Twice Baked Potatoes

Twice Baked Potatoes

  • 2 medium potatoes
  • 2 tablespoons butter, softened
  • 1/3 cup sour cream
  • 1/4 teaspoon salt
  • 1/8 teaspoon pepper
  • 2/3 cup cheese, grated
  • 1 tablespoon green onion, minced
  • 1. Preheat oven to 400 degrees. Wash and scrub potatoes.
  • 2. Wrap in foil and bake for one hour, or until tender when pierced with fork. Remove from oven.
  • 3. Allow potatoes to cool slightly. Remove foil.

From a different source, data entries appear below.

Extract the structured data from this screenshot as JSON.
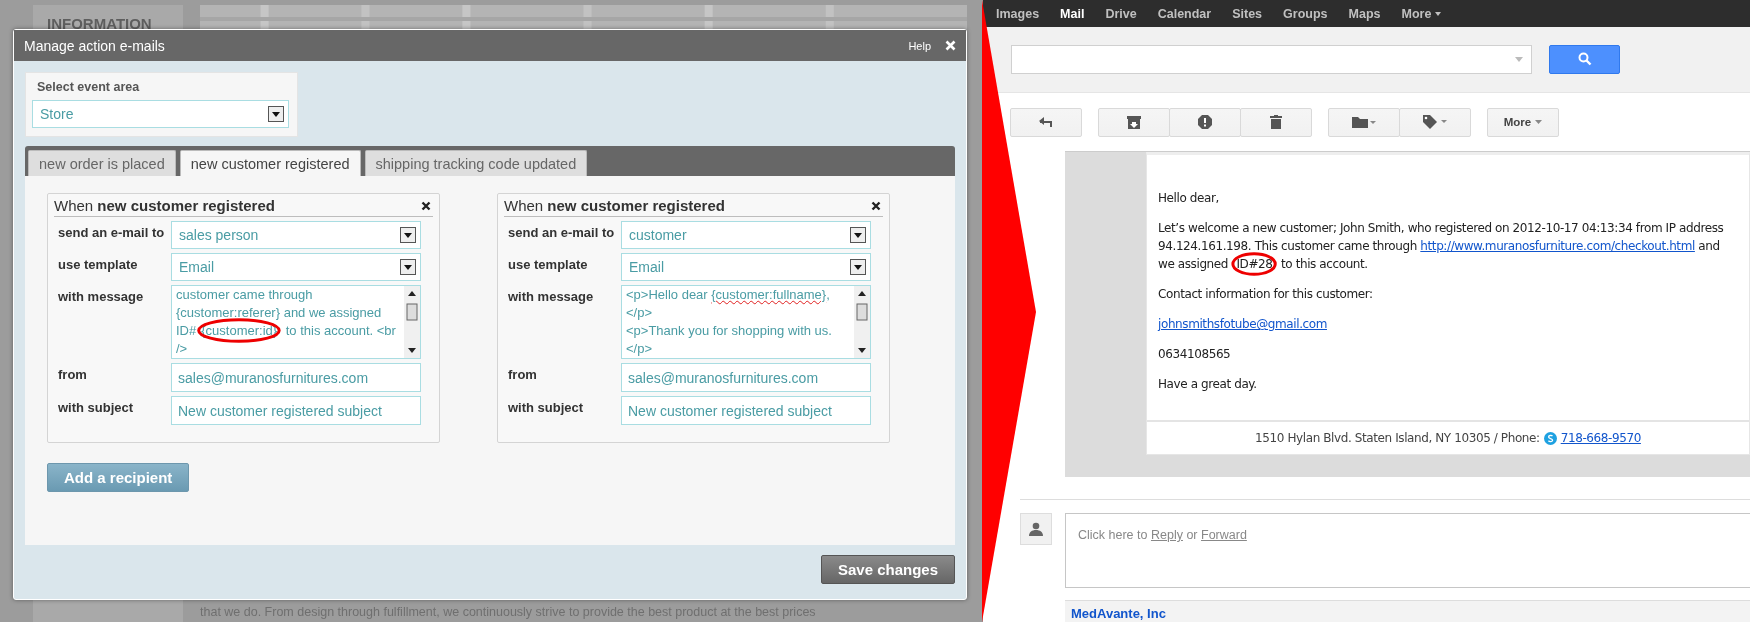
{
  "backdrop": {
    "heading": "INFORMATION",
    "text": "that we do. From design through fulfillment, we continuously strive to provide the best product at the best prices"
  },
  "dialog": {
    "title": "Manage action e-mails",
    "help": "Help",
    "event_area": {
      "label": "Select event area",
      "value": "Store"
    },
    "tabs": [
      {
        "label": "new order is placed",
        "selected": false
      },
      {
        "label": "new customer registered",
        "selected": true
      },
      {
        "label": "shipping tracking code updated",
        "selected": false
      }
    ],
    "rules": [
      {
        "prefix": "When",
        "event": "new customer registered",
        "fields": [
          {
            "label": "send an e-mail to",
            "kind": "select",
            "value": "sales person"
          },
          {
            "label": "use template",
            "kind": "select",
            "value": "Email"
          },
          {
            "label": "with message",
            "kind": "textarea",
            "lines": [
              [
                {
                  "text": "customer came through",
                  "kind": "text"
                }
              ],
              [
                {
                  "text": "{customer:referer} and we assigned",
                  "kind": "text"
                }
              ],
              [
                {
                  "text": "ID#",
                  "kind": "text"
                },
                {
                  "text": "{customer:id}",
                  "kind": "circled"
                },
                {
                  "text": " to this account. <br",
                  "kind": "text"
                }
              ],
              [
                {
                  "text": "/>",
                  "kind": "text"
                }
              ]
            ]
          },
          {
            "label": "from",
            "kind": "input",
            "value": "sales@muranosfurnitures.com"
          },
          {
            "label": "with subject",
            "kind": "input",
            "value": "New customer registered subject"
          }
        ]
      },
      {
        "prefix": "When",
        "event": "new customer registered",
        "fields": [
          {
            "label": "send an e-mail to",
            "kind": "select",
            "value": "customer"
          },
          {
            "label": "use template",
            "kind": "select",
            "value": "Email"
          },
          {
            "label": "with message",
            "kind": "textarea",
            "lines": [
              [
                {
                  "text": "<p>Hello dear ",
                  "kind": "text"
                },
                {
                  "text": "{customer:fullname}",
                  "kind": "misspelled"
                },
                {
                  "text": ",",
                  "kind": "text"
                }
              ],
              [
                {
                  "text": "</p>",
                  "kind": "text"
                }
              ],
              [
                {
                  "text": "<p>Thank you for shopping with us.",
                  "kind": "text"
                }
              ],
              [
                {
                  "text": "</p>",
                  "kind": "text"
                }
              ]
            ]
          },
          {
            "label": "from",
            "kind": "input",
            "value": "sales@muranosfurnitures.com"
          },
          {
            "label": "with subject",
            "kind": "input",
            "value": "New customer registered subject"
          }
        ]
      }
    ],
    "add_button": "Add a recipient",
    "save_button": "Save changes"
  },
  "mail": {
    "nav": [
      {
        "label": "Images",
        "selected": false
      },
      {
        "label": "Mail",
        "selected": true
      },
      {
        "label": "Drive",
        "selected": false
      },
      {
        "label": "Calendar",
        "selected": false
      },
      {
        "label": "Sites",
        "selected": false
      },
      {
        "label": "Groups",
        "selected": false
      },
      {
        "label": "Maps",
        "selected": false
      },
      {
        "label": "More",
        "selected": false
      }
    ],
    "toolbar_more": "More",
    "paragraphs": [
      [
        {
          "text": "Hello dear,",
          "kind": "text"
        }
      ],
      [
        {
          "text": "Let’s welcome a new customer; John Smith, who registered on 2012-10-17 04:13:34 from IP address 94.124.161.198. This customer came through ",
          "kind": "text"
        },
        {
          "text": "http://www.muranosfurniture.com/checkout.html",
          "kind": "link"
        },
        {
          "text": " and we assigned ",
          "kind": "text"
        },
        {
          "text": "ID#28",
          "kind": "circled"
        },
        {
          "text": " to this account.",
          "kind": "text"
        }
      ],
      [
        {
          "text": "Contact information for this customer:",
          "kind": "text"
        }
      ],
      [
        {
          "text": "johnsmithsfotube@gmail.com",
          "kind": "link"
        }
      ],
      [
        {
          "text": "0634108565",
          "kind": "text"
        }
      ],
      [
        {
          "text": "Have a great day.",
          "kind": "text"
        }
      ]
    ],
    "footer": {
      "address": "1510 Hylan Blvd. Staten Island, NY 10305 / Phone:",
      "phone": "718-668-9570"
    },
    "reply": {
      "before": "Click here to",
      "reply": "Reply",
      "or": "or",
      "forward": "Forward"
    },
    "next_sender": "MedAvante, Inc"
  }
}
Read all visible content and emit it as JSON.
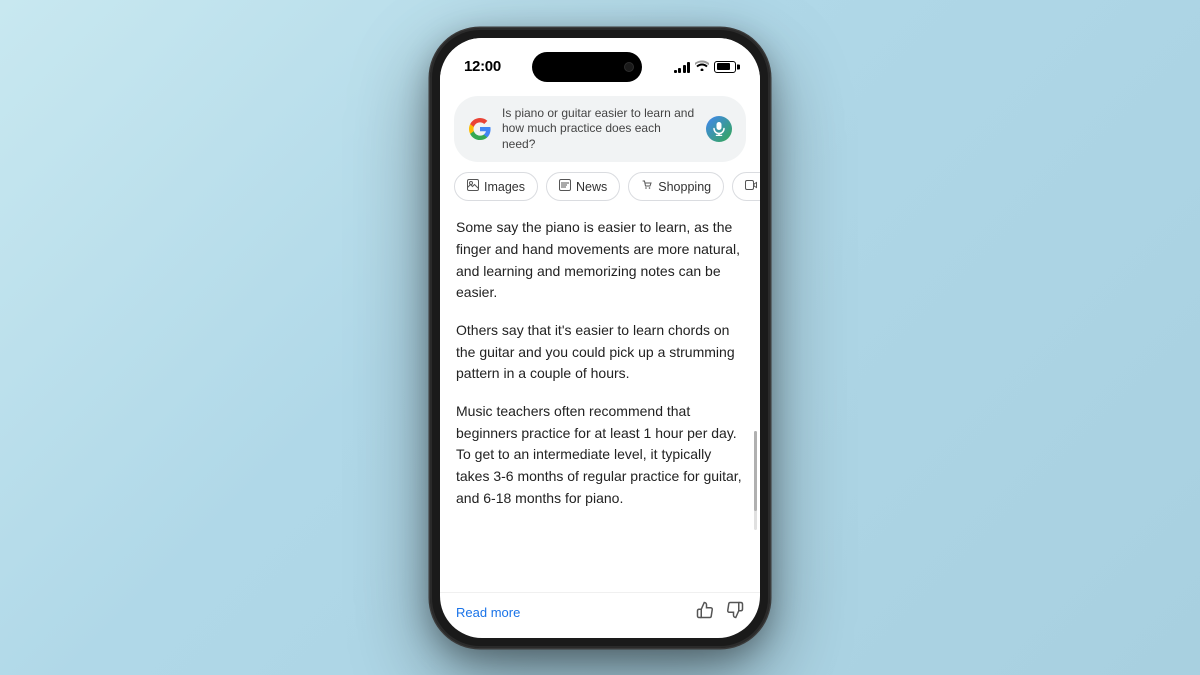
{
  "background": {
    "color_start": "#c8e8f0",
    "color_end": "#a8d0e0"
  },
  "phone": {
    "status_bar": {
      "time": "12:00",
      "signal_label": "signal",
      "wifi_label": "wifi",
      "battery_label": "battery"
    },
    "search": {
      "query": "Is piano or guitar easier to learn and how much practice does each need?",
      "mic_label": "microphone"
    },
    "filter_tabs": [
      {
        "label": "Images",
        "icon": "🖼"
      },
      {
        "label": "News",
        "icon": "📰"
      },
      {
        "label": "Shopping",
        "icon": "🏷"
      },
      {
        "label": "Vid...",
        "icon": "▶"
      }
    ],
    "answer": {
      "paragraphs": [
        "Some say the piano is easier to learn, as the finger and hand movements are more natural, and learning and memorizing notes can be easier.",
        "Others say that it's easier to learn chords on the guitar and you could pick up a strumming pattern in a couple of hours.",
        "Music teachers often recommend that beginners practice for at least 1 hour per day. To get to an intermediate level, it typically takes 3-6 months of regular practice for guitar, and 6-18 months for piano."
      ]
    },
    "footer": {
      "read_more_label": "Read more",
      "thumbs_up_label": "👍",
      "thumbs_down_label": "👎"
    }
  }
}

  • 4. Slice each potato in half lengthwise. Carefully scoop center out into a mixing bowl (a melon ball scoop works well.) Reserve skins. The skins will be sturdier if you leave a small rim of potato inside.
  • 5. Mash potatoes with a potato masher to break up clumps.

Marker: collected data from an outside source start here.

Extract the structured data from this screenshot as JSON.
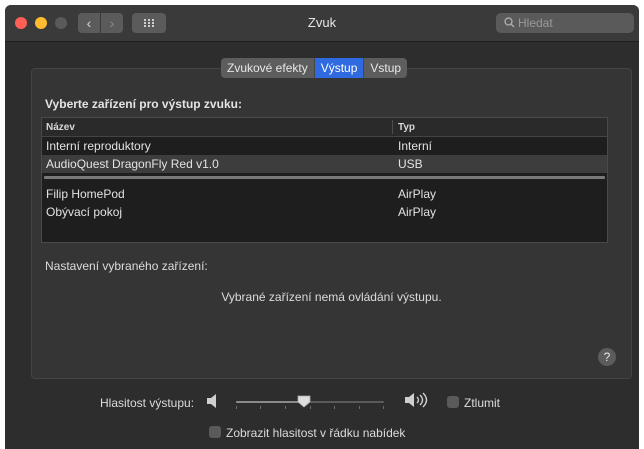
{
  "window": {
    "title": "Zvuk",
    "search_placeholder": "Hledat"
  },
  "tabs": [
    {
      "label": "Zvukové efekty",
      "active": false
    },
    {
      "label": "Výstup",
      "active": true
    },
    {
      "label": "Vstup",
      "active": false
    }
  ],
  "output": {
    "choose_label": "Vyberte zařízení pro výstup zvuku:",
    "columns": {
      "name": "Název",
      "type": "Typ"
    },
    "devices_top": [
      {
        "name": "Interní reproduktory",
        "type": "Interní",
        "selected": false
      },
      {
        "name": "AudioQuest DragonFly Red v1.0",
        "type": "USB",
        "selected": true
      }
    ],
    "devices_bottom": [
      {
        "name": "Filip HomePod",
        "type": "AirPlay"
      },
      {
        "name": "Obývací pokoj",
        "type": "AirPlay"
      }
    ],
    "settings_label": "Nastavení vybraného zařízení:",
    "no_controls_text": "Vybrané zařízení nemá ovládání výstupu.",
    "help_label": "?"
  },
  "volume": {
    "label": "Hlasitost výstupu:",
    "level_fraction": 0.46,
    "mute_label": "Ztlumit",
    "mute_checked": false,
    "show_in_menu_label": "Zobrazit hlasitost v řádku nabídek",
    "show_in_menu_checked": false
  },
  "colors": {
    "accent": "#2f6ae0",
    "close": "#ff5f57",
    "minimize": "#febc2e"
  },
  "icons": {
    "back": "chevron-left-icon",
    "forward": "chevron-right-icon",
    "grid": "grid-icon",
    "search": "search-icon",
    "speaker_low": "speaker-low-icon",
    "speaker_high": "speaker-high-icon"
  }
}
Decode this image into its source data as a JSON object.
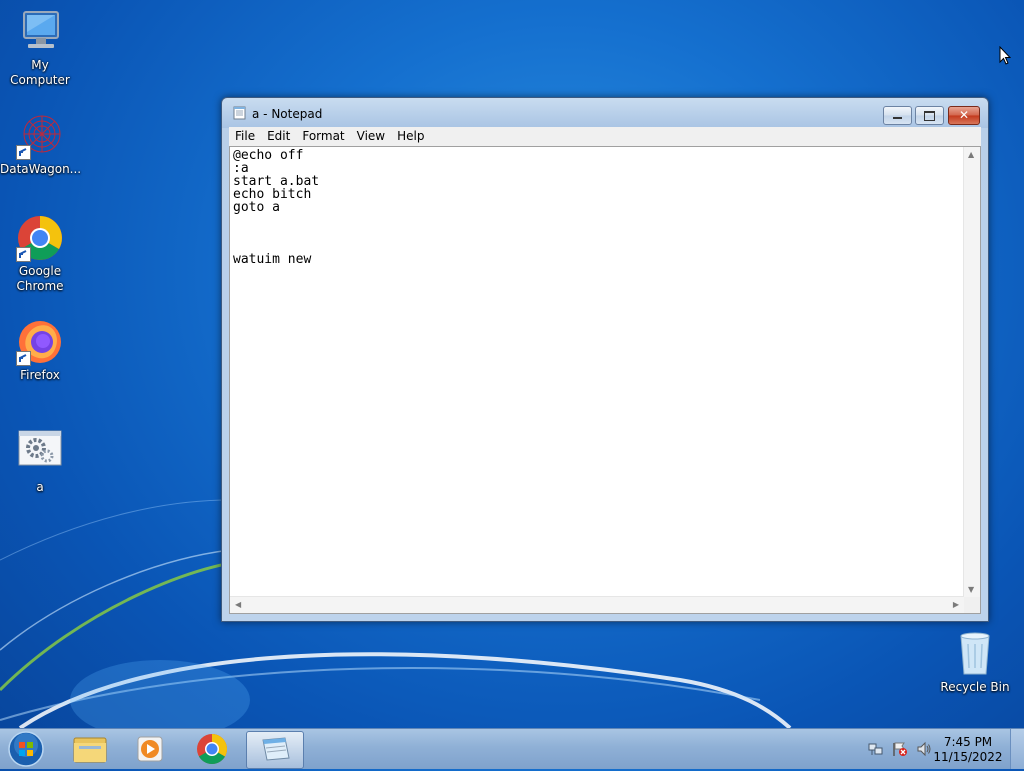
{
  "desktop": {
    "icons": [
      {
        "label": "My Computer"
      },
      {
        "label": "DataWagon..."
      },
      {
        "label": "Google Chrome"
      },
      {
        "label": "Firefox"
      },
      {
        "label": "a"
      },
      {
        "label": "Recycle Bin"
      }
    ]
  },
  "notepad": {
    "title": "a - Notepad",
    "menu": [
      "File",
      "Edit",
      "Format",
      "View",
      "Help"
    ],
    "content": "@echo off\n:a\nstart a.bat\necho bitch\ngoto a\n\n\n\nwatuim new"
  },
  "taskbar": {
    "items": [
      "start-button",
      "file-explorer",
      "media-player",
      "google-chrome",
      "notepad"
    ],
    "time": "7:45 PM",
    "date": "11/15/2022"
  },
  "colors": {
    "desktop_blue": "#1570cf",
    "taskbar": "#8fb0d6",
    "close_red": "#c3381c"
  }
}
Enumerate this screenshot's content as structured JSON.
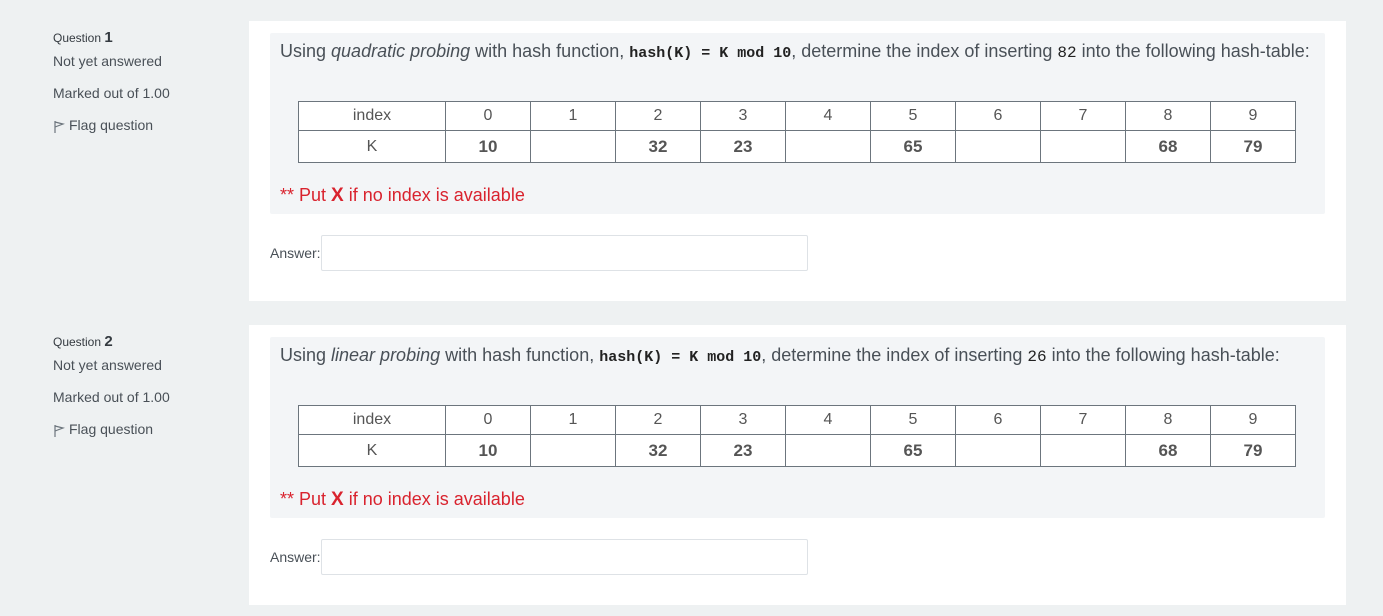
{
  "questions": [
    {
      "label": "Question",
      "number": "1",
      "state": "Not yet answered",
      "grade": "Marked out of 1.00",
      "flag_label": "Flag question",
      "text_before": "Using ",
      "method": "quadratic probing",
      "text_mid": " with hash function, ",
      "hash_fn": "hash(K) = K mod 10",
      "text_mid2": ", determine the index of inserting ",
      "insert_key": "82",
      "text_after": " into the following hash-table:",
      "table": {
        "row_index_label": "index",
        "row_key_label": "K",
        "indices": [
          "0",
          "1",
          "2",
          "3",
          "4",
          "5",
          "6",
          "7",
          "8",
          "9"
        ],
        "keys": [
          "10",
          "",
          "32",
          "23",
          "",
          "65",
          "",
          "",
          "68",
          "79"
        ]
      },
      "note_prefix": "** Put ",
      "note_x": "X",
      "note_suffix": " if no index is available",
      "answer_label": "Answer:",
      "answer_value": ""
    },
    {
      "label": "Question",
      "number": "2",
      "state": "Not yet answered",
      "grade": "Marked out of 1.00",
      "flag_label": "Flag question",
      "text_before": "Using ",
      "method": "linear probing",
      "text_mid": " with hash function, ",
      "hash_fn": "hash(K) = K mod 10",
      "text_mid2": ", determine the index of inserting ",
      "insert_key": "26",
      "text_after": " into the following hash-table:",
      "table": {
        "row_index_label": "index",
        "row_key_label": "K",
        "indices": [
          "0",
          "1",
          "2",
          "3",
          "4",
          "5",
          "6",
          "7",
          "8",
          "9"
        ],
        "keys": [
          "10",
          "",
          "32",
          "23",
          "",
          "65",
          "",
          "",
          "68",
          "79"
        ]
      },
      "note_prefix": "** Put ",
      "note_x": "X",
      "note_suffix": " if no index is available",
      "answer_label": "Answer:",
      "answer_value": ""
    }
  ]
}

  • 6. Add butter, sour cream, salt, pepper and cheese. Add green onion, if desired. Mix well.
  • 7. Scoop potato mixture back into empty potato skins.

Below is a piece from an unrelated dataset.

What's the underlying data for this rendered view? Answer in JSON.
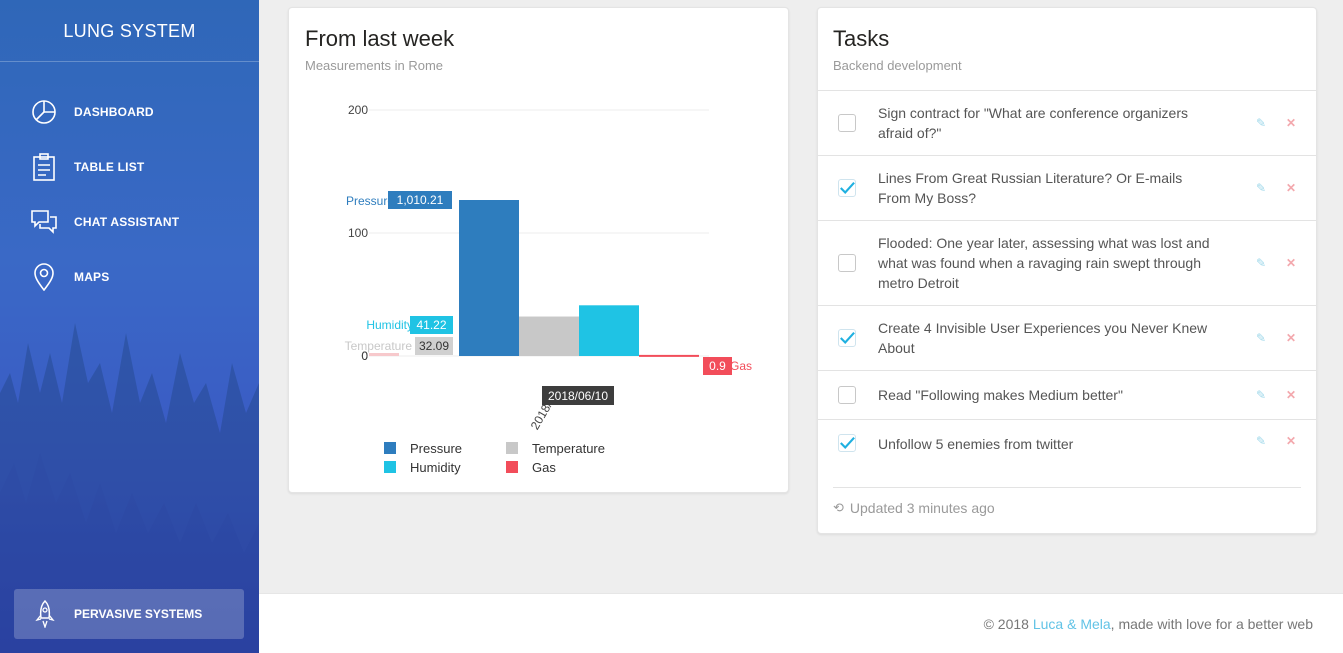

  • 8. Bake 350 degrees until hot. Serve with desired toppings.
  • Serves 4

Toppings: Grated cheese, Bacon bits, Parsley flakes, Chives or Buttered crumbs (such as corn flake or cracker)

Buttered crumbs
  • 1 cup corn flake or cracker crumbs
  • 1 tablespoon butter, melted
  • 1. Mix 1 cup crumbs with 1 tablespoon melted butter.
  • 2. Sprinkle over potatoes and return to oven 3 minutes or until crumbs are crunchy.